Private health insurance and the National Health Care Bill part 3
The author, Ted Wolk, has over 30 years experience in the life and health insurance industry, looks at the National Health Care Bill and shares his thoughts on the core problems related to this Issue. PART 3
We are not identifying the real problems facing our health care.
These so called politicians are just that, and they have no business sense or economics sense. They are on a feeding frenzy like a pack of sharks. They are selling us hype. They are all dealing under the mob mentality syndrome. (If you don’t know how that works. Please look it up on the internet) and they are now wanting to add another bucket of money to their coffers and drag us, the taxpayers into it.
Why do we have a bill that is over 2100 pages in length? Because you have over 400 politicians writing a bill, and they have to all protect their own interests instead of the interests of all the American citizens. Otherwise it would probably be limited to 10 percent of those pages.
As usual our government leaders are dealing in a reactive way rather than a proactive way. Think about it, they are attacking the problem from the wrong direction. They are treating the problems rather than fixing the problems. Just like someone having to clean water out of their basement every time it rains, rather than fixing the crack in basement wall. The problems need to be fixed first.
And herein lays the problem, no one wants to be accountable and attack or control the real core problems. No one is even discussing how we remove or control all the issues that are creating the higher costs. If we could make them more manageable and control them, then insurance companies could probably offer more lucrative coverage, which would result in the spreading of the risk, (more people owning and paying) which would then result in more people affording it. The National health Bill is trying to somewhat do this, but they are approaching it from the wrong direction. Their concept and approach only adds more fuel to the fire.
Some more problems
It is a known fact that certain doctors continue to have and refer patients for unneeded tests and procedures. Who is suppose to slap their hands and say stop that. And how many specialty clinics do we really need to have? These just continue to drive up doctor’s overhead and operating costs.
Hospitals and doctors’ offices can sometimes over bill or double bill patients. Who watch’s out for the patient? Who audits the bill? When they send the patients bills to the insurance companies, the patient don’t care what’s on that bill as long as it is paid. Who takes ownership of these problems?
Additionally, each and every doctor sends out their own bill and there is no uniformity. Because of this, unless the patient is a CPA, they cannot figure those bills out. (Been there, done that. it’s a nightmare)
Malpractice need to be brought under control. There needs to be a common sense approach to this issue. Should someone age 50 who is earning $40,000 a year be given a $12,000,000 (million dollars) settlement, when they may only have the ability to earn another $700,000 in their life time? Maybe they should be given $2,000,000 and have all associated medical costs taken care of during their life time. If insurance companies had a cap on malpractice they could start dealing with a known factor vs. an unknown factor and that would help reduce rates.
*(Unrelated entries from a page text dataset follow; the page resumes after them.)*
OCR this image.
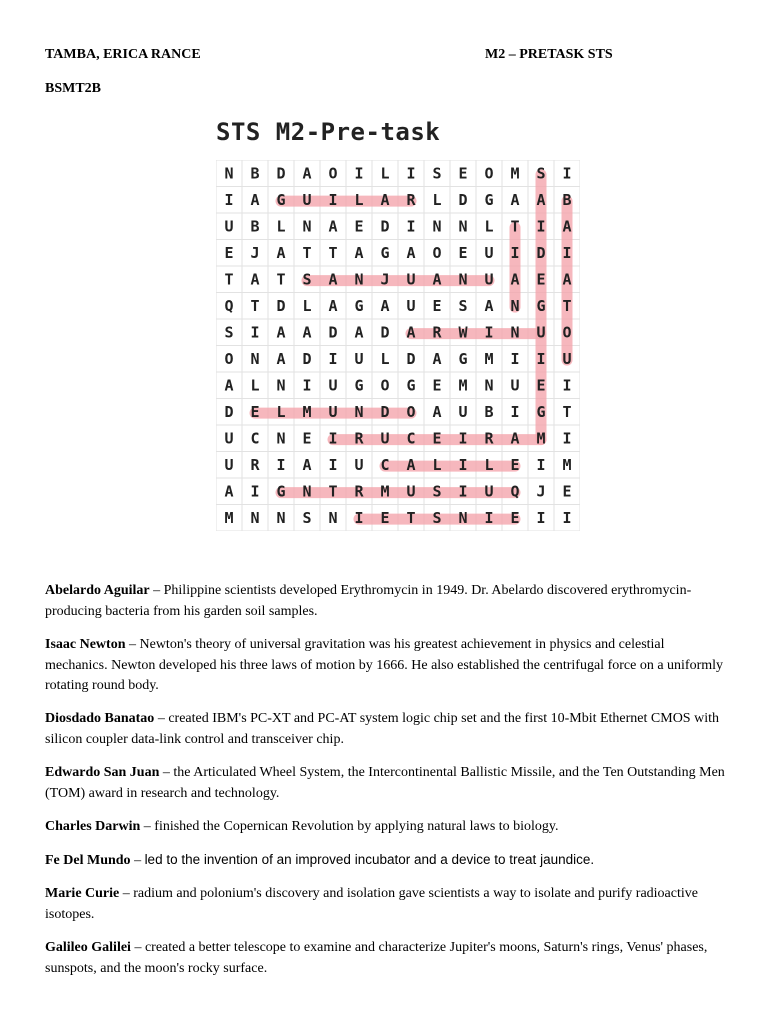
TAMBA, ERICA RANCE	M2 – PRETASK STS
BSMT2B
STS M2-Pre-task
N B D A O I L I S E O M S I
I A G U I L A R L D G A A B
U B L N A E D I N N L T I A
E J A T T A G A O E U I D I
T A T S A N J U A N U A E A
Q T D L A G A U E S A N G T
S I A A D A D A R W I N U O
O N A D I U L D A G M I I U
A L N I U G O G E M N U E I
D E L M U N D O A U B I G T
U C N E I R U C E I R A M I
U R I A I U C A L I L E I M
A I G N T R M U S I U Q J E
M N N S N I E T S N I E I I
Abelardo Aguilar – Philippine scientists developed Erythromycin in 1949. Dr. Abelardo discovered erythromycin-producing bacteria from his garden soil samples.
Isaac Newton – Newton's theory of universal gravitation was his greatest achievement in physics and celestial mechanics. Newton developed his three laws of motion by 1666. He also established the centrifugal force on a uniformly rotating round body.
Diosdado Banatao – created IBM's PC-XT and PC-AT system logic chip set and the first 10-Mbit Ethernet CMOS with silicon coupler data-link control and transceiver chip.
Edwardo San Juan – the Articulated Wheel System, the Intercontinental Ballistic Missile, and the Ten Outstanding Men (TOM) award in research and technology.
Charles Darwin – finished the Copernican Revolution by applying natural laws to biology.
Fe Del Mundo – led to the invention of an improved incubator and a device to treat jaundice.
Marie Curie – radium and polonium's discovery and isolation gave scientists a way to isolate and purify radioactive isotopes.
Galileo Galilei – created a better telescope to examine and characterize Jupiter's moons, Saturn's rings, Venus' phases, sunspots, and the moon's rocky surface.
These and other unknown factors are a serious problem.
When you start to add or include additional unknown factors into the health insurance premium equation (such as pre-existing conditions, fraud, unethical claims, malpractice lawsuits) then the health insurance companies must deal with these unknown factors. We cannot continue to have these ongoing core problems persist and think National Health care will solve them.
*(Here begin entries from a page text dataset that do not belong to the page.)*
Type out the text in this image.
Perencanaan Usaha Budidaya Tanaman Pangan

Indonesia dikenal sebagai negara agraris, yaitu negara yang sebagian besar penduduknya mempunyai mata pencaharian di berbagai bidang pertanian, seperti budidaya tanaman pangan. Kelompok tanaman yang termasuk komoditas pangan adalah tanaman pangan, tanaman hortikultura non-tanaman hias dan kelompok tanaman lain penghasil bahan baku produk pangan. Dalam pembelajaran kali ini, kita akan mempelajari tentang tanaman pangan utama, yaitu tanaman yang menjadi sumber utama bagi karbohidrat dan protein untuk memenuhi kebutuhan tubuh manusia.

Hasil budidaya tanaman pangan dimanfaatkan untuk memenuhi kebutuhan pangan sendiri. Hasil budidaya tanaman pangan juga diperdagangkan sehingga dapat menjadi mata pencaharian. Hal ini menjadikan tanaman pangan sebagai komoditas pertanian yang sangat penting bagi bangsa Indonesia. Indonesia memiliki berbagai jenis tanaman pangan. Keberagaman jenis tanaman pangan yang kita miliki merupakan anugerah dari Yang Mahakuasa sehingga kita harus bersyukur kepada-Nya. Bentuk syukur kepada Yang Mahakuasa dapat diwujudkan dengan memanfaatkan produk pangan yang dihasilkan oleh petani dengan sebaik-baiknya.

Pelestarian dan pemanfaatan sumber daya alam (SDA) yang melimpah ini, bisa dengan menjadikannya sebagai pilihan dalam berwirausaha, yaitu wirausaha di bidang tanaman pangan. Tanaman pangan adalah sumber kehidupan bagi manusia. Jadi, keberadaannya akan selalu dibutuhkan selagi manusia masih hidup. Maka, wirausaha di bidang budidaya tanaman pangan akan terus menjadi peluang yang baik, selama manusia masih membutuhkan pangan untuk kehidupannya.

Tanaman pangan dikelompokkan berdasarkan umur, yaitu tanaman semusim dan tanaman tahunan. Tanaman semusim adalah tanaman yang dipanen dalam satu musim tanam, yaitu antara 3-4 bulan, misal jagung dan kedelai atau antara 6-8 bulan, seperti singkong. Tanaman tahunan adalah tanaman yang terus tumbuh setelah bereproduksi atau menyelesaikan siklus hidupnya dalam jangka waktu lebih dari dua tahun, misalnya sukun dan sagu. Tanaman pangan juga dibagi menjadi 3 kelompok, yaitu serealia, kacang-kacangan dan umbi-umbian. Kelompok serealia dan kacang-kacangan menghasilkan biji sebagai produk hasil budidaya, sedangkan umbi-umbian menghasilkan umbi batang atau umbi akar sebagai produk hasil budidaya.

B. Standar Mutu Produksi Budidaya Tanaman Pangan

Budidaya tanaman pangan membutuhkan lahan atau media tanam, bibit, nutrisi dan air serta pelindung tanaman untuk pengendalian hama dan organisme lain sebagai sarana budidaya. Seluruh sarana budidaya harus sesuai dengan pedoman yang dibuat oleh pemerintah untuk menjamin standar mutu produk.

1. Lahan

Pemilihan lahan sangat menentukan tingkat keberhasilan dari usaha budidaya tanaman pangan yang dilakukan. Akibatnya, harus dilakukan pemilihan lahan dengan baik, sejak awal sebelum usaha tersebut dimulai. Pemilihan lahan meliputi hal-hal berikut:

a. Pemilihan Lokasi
Remember economics 101. You need to accept the reality that there is only 100 cents in a dollar.
As an analogy…Let’s say you fill your gas tank in Rapid City, knowing you can drive from Rapid City to Sioux Falls on Interstate 90, based on the exact mileage of 329 miles. But let’s say, along the way, you run into a detour and you have to go off the interstate and travel down to Nebraska to get to Sioux Falls, then this unknown factor you had to deal with is going to require you put more gas in your tank to get there. Then you run into a ditch and have to get towed out. So because you had to deal with all these unknown factors that you had no control over, it costs you more money, so the price to get there goes up. This is same problem Insurance Company’s face. Unknown factors (“There is only 100 cents in the dollar.”)
See Part 4 on the National Health Care Bill
See Part 1 on the National Health Care Bill














It seems like business is still getting hit hard. Is anybody seeing an upswing in their respective niches? Health reform seems like a mess. I generate long term care insurance leads and annuity leads for the insurance industry, but volume has been terrible in the last two months. I am afraid the worst is yet to come, but maybe it is just my attitude.
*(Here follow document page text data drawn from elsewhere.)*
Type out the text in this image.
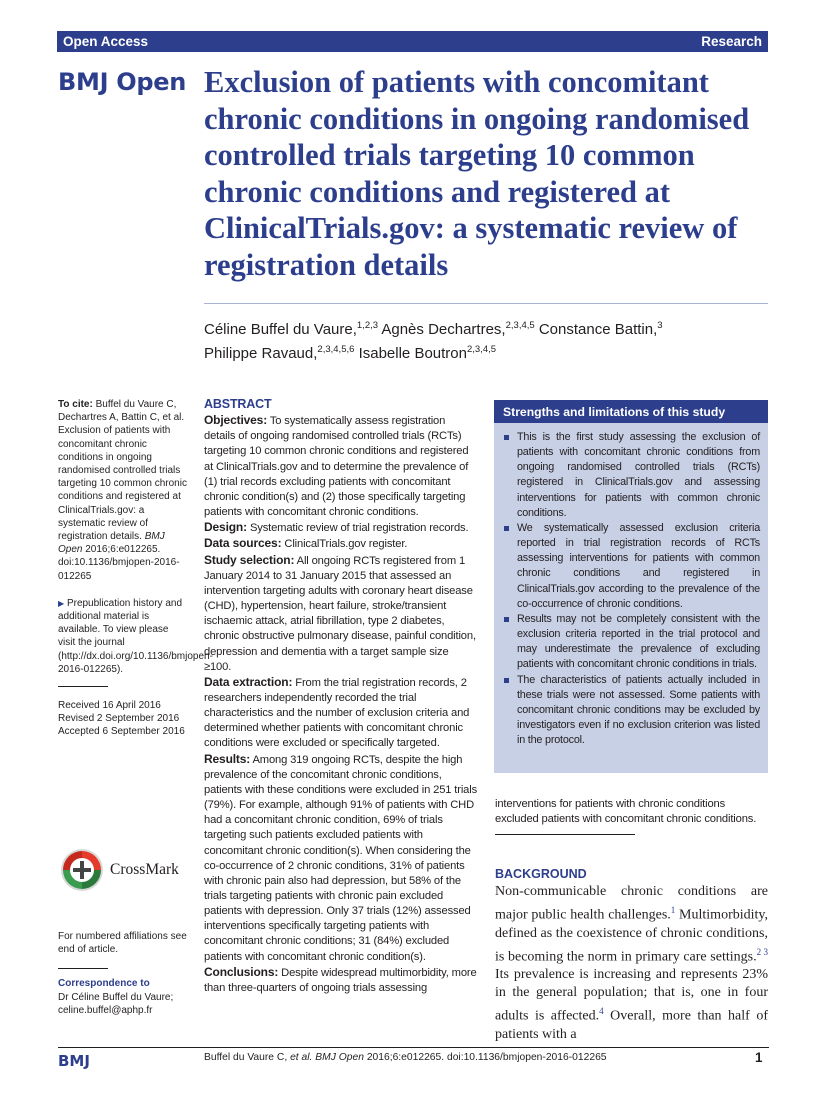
Open Access	Research
BMJ Open Exclusion of patients with concomitant chronic conditions in ongoing randomised controlled trials targeting 10 common chronic conditions and registered at ClinicalTrials.gov: a systematic review of registration details
Céline Buffel du Vaure,$^{1,2,3}$ Agnès Dechartres,$^{2,3,4,5}$ Constance Battin,$^3$
Philippe Ravaud,$^{2,3,4,5,6}$ Isabelle Boutron$^{2,3,4,5}$

To cite: Buffel du Vaure C, Dechartres A, Battin C, et al. Exclusion of patients with concomitant chronic conditions in ongoing randomised controlled trials targeting 10 common chronic conditions and registered at ClinicalTrials.gov: a systematic review of registration details. BMJ Open 2016;6:e012265. doi:10.1136/bmjopen-2016-012265

▶ Prepublication history and additional material is available. To view please visit the journal (http://dx.doi.org/10.1136/bmjopen-2016-012265).

Received 16 April 2016
Revised 2 September 2016
Accepted 6 September 2016

CrossMark

For numbered affiliations see end of article.

Correspondence to
Dr Céline Buffel du Vaure;
celine.buffel@aphp.fr

ABSTRACT

Objectives: To systematically assess registration details of ongoing randomised controlled trials (RCTs) targeting 10 common chronic conditions and registered at ClinicalTrials.gov and to determine the prevalence of (1) trial records excluding patients with concomitant chronic condition(s) and (2) those specifically targeting patients with concomitant chronic conditions.

Design: Systematic review of trial registration records.

Data sources: ClinicalTrials.gov register.

Study selection: All ongoing RCTs registered from 1 January 2014 to 31 January 2015 that assessed an intervention targeting adults with coronary heart disease (CHD), hypertension, heart failure, stroke/transient ischaemic attack, atrial fibrillation, type 2 diabetes, chronic obstructive pulmonary disease, painful condition, depression and dementia with a target sample size ≥100.

Data extraction: From the trial registration records, 2 researchers independently recorded the trial characteristics and the number of exclusion criteria and determined whether patients with concomitant chronic conditions were excluded or specifically targeted.

Results: Among 319 ongoing RCTs, despite the high prevalence of the concomitant chronic conditions, patients with these conditions were excluded in 251 trials (79%). For example, although 91% of patients with CHD had a concomitant chronic condition, 69% of trials targeting such patients excluded patients with concomitant chronic condition(s). When considering the co-occurrence of 2 chronic conditions, 31% of patients with chronic pain also had depression, but 58% of the trials targeting patients with chronic pain excluded patients with depression. Only 37 trials (12%) assessed interventions specifically targeting patients with concomitant chronic conditions; 31 (84%) excluded patients with concomitant chronic condition(s).

Conclusions: Despite widespread multimorbidity, more than three-quarters of ongoing trials assessing

Strengths and limitations of this study
This is the first study assessing the exclusion of patients with concomitant chronic conditions from ongoing randomised controlled trials (RCTs) registered in ClinicalTrials.gov and assessing interventions for patients with common chronic conditions.
We systematically assessed exclusion criteria reported in trial registration records of RCTs assessing interventions for patients with common chronic conditions and registered in ClinicalTrials.gov according to the prevalence of the co-occurrence of chronic conditions.
Results may not be completely consistent with the exclusion criteria reported in the trial protocol and may underestimate the prevalence of excluding patients with concomitant chronic conditions in trials.
The characteristics of patients actually included in these trials were not assessed. Some patients with concomitant chronic conditions may be excluded by investigators even if no exclusion criterion was listed in the protocol.
interventions for patients with chronic conditions excluded patients with concomitant chronic conditions.
BACKGROUND

Non-communicable chronic conditions are major public health challenges.$^1$ Multimorbidity, defined as the coexistence of chronic conditions, is becoming the norm in primary care settings.$^{2 3}$ Its prevalence is increasing and represents 23% in the general population; that is, one in four adults is affected.$^4$ Overall, more than half of patients with a

BMJ	Buffel du Vaure C, et al. BMJ Open 2016;6:e012265. doi:10.1136/bmjopen-2016-012265	1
I think it all depends on who you talk to. If you talk to Ben Bernanke you will hear that the hard times are behind us but if you talk to the unemployed father or mother they might not be on the same page. I believe that some areas of business are booming while others can’t seem to make a penny, in fact they are loosing money faster than they can bring it in. We all just need to hang in there and be creative when making our income. we need to try things that we have never tried before by stepping out of the box and out of our comfort zone to stretch ourselves and we might be surprised what a difference it can make on our attitude and our wallet.